Que declarasen culpable, condenándole al exilio, a Publio Rutilio Rufo a principios de septiembre, fue un duro golpe para Druso, que había contado con su inapreciable apoyo en el Senado. Ahora sólo contaba con Cayo Mario, un hombre con el que Druso no tenía mucha intimidad y a quien no admiraba incondicionalmente. En cualquier caso, no era sustituto de un miembro de su familia. Ello, además, implicaba que Druso no disponía de nadie con quien hablar en el seno familiar; su hermano Mamerco se había hecho amigo suyo, pero sus tendencias políticas se inclinaban más hacia Catulo César y el Meneitos hijo; con él no había abordado el delicado tema de la emancipación de los itálicos, ni quería hacerlo. Y Catón Saloniano había muerto. Tras la muerte de Livia Drusa había tenido un pretorado muy activo a cargo de los tribunales de homicidio y desfalco, fraude y usura, pero cuando los crecientes disturbios en Hispania indujeron al Senado a enviar un gobernador especial a la Galia Transalpina a principios de año, Catón Saloniano lo había aceptado encantado para mantenerse ocupado. Había marchado a su destino, dejando sus hijos al cuidado de su suegra Cornelia Escipionis y de su cuñado Druso. Y en el verano había llegado la noticia de una caída del caballo, en la que se había hecho una herida que no parecía grave; pero luego había sufrido un ataque epiléptico, seguido de parálisis, para entrar en un estado de coma que desembocó en una muerte plácida e inconsciente. Para Druso, la noticia fue como una puerta que se cierra. Todo lo que le quedaba de su hermana eran los hijos.

Por lo tanto era comprensible que Druso escribiese a Quinto Popedio Silo después del exilio de su tío y le invitase a vivir en Roma. Ya no tenían vigencia los tribunales especiales de la
lex Licinia Mucia
y el Senado había decidido por acuerdo tácito hacer caso omiso de la inscripción masiva de itálicos en el censo de Antonio Flaco hasta que se llevara a efecto el próximo censo. No había, pues, motivo que impidiera la estancia de Silo en Roma. Y Druso necesitaba enormemente poder hablar con alguien de confianza respecto a su cargo de tribuno.

Habían transcurrido tres años y medio desde su última entrevista aquel memorable día en Bovianum.
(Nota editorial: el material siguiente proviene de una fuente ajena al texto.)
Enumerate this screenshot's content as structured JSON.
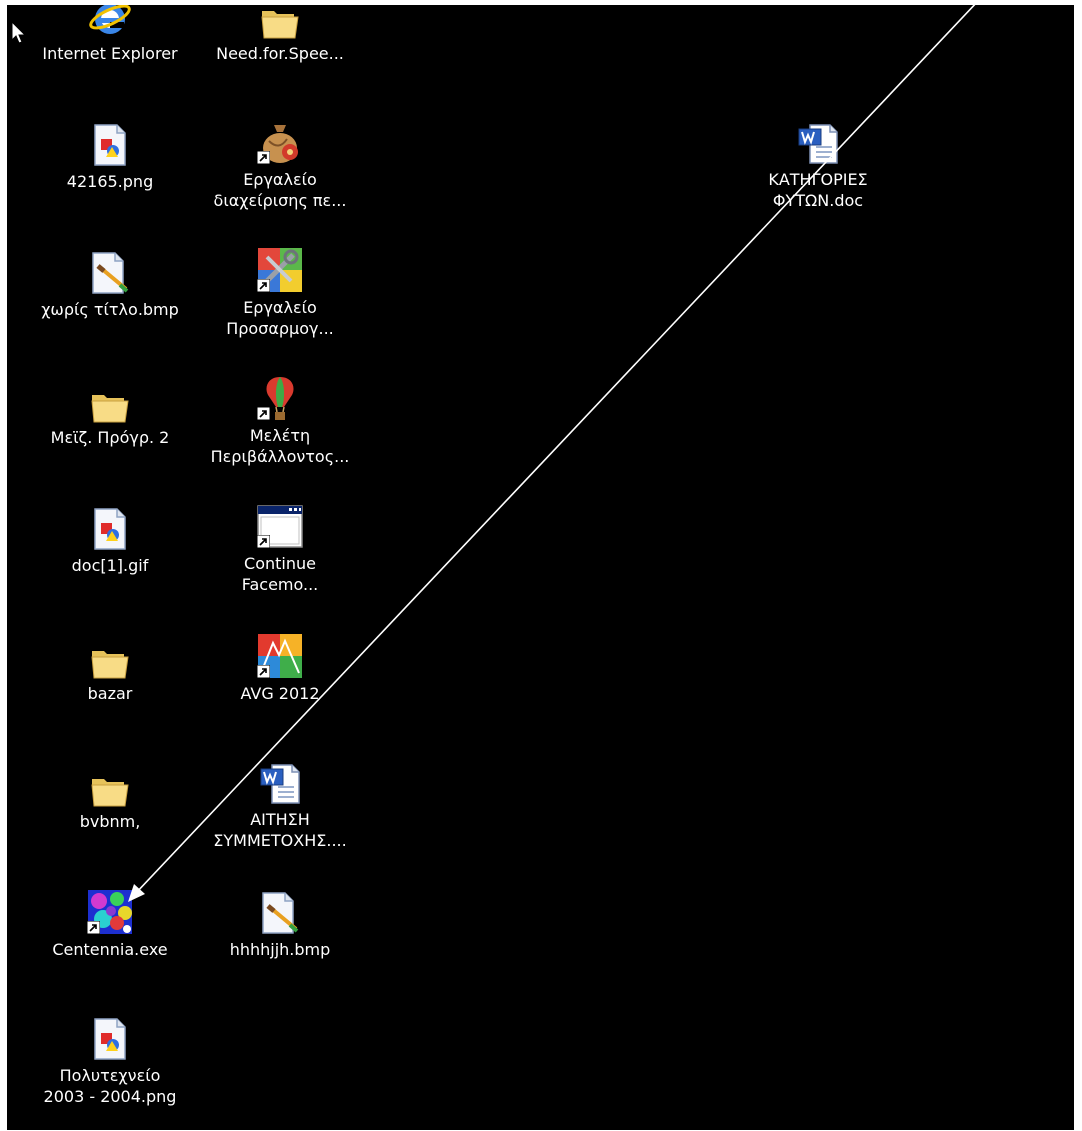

—Sólo Cepio queda vivo —le dijo Druso, sentados en su despacho a la espera de que los avisasen para cenar—, y no quiere saber nada de los hijos, que incluso ahora siguen siendo suyos legalmente. De los dos que son Porcios Catones Salonianos, sólo tengo que decirte que son huérfanos. Afortunadamente no se acuerdan de su madre y Porcia, la pequeña, recuerda vagamente a su padre. Los niños se encuentran zarandeados en este mar proceloso y su tabla de salvación es mi madre. Naturalmente, Catón Saloniano no les ha podido legar fortuna, excepto sus propiedades en Tusculum y una finca en Lucania. Yo me encargaré de las provisiones para que el niño ingrese en el Senado cuando llegue el momento y de que la niña tenga una dote adecuada. Tengo entendido que Lucio Domicio Ahenobarbo, que está casado con la tía de la niña, hermana de Catón Saloniano, ha puesto seriamente los ojos en la pequeña Porcia para su hijo Lucio. Yo he dispuesto mi testamento, y estoy seguro de que Cepio también; quiera o no, Quinto Popedio, no puede desheredarlos ni privarlos de la dote, aunque se niegue a verlos, el muy canalla.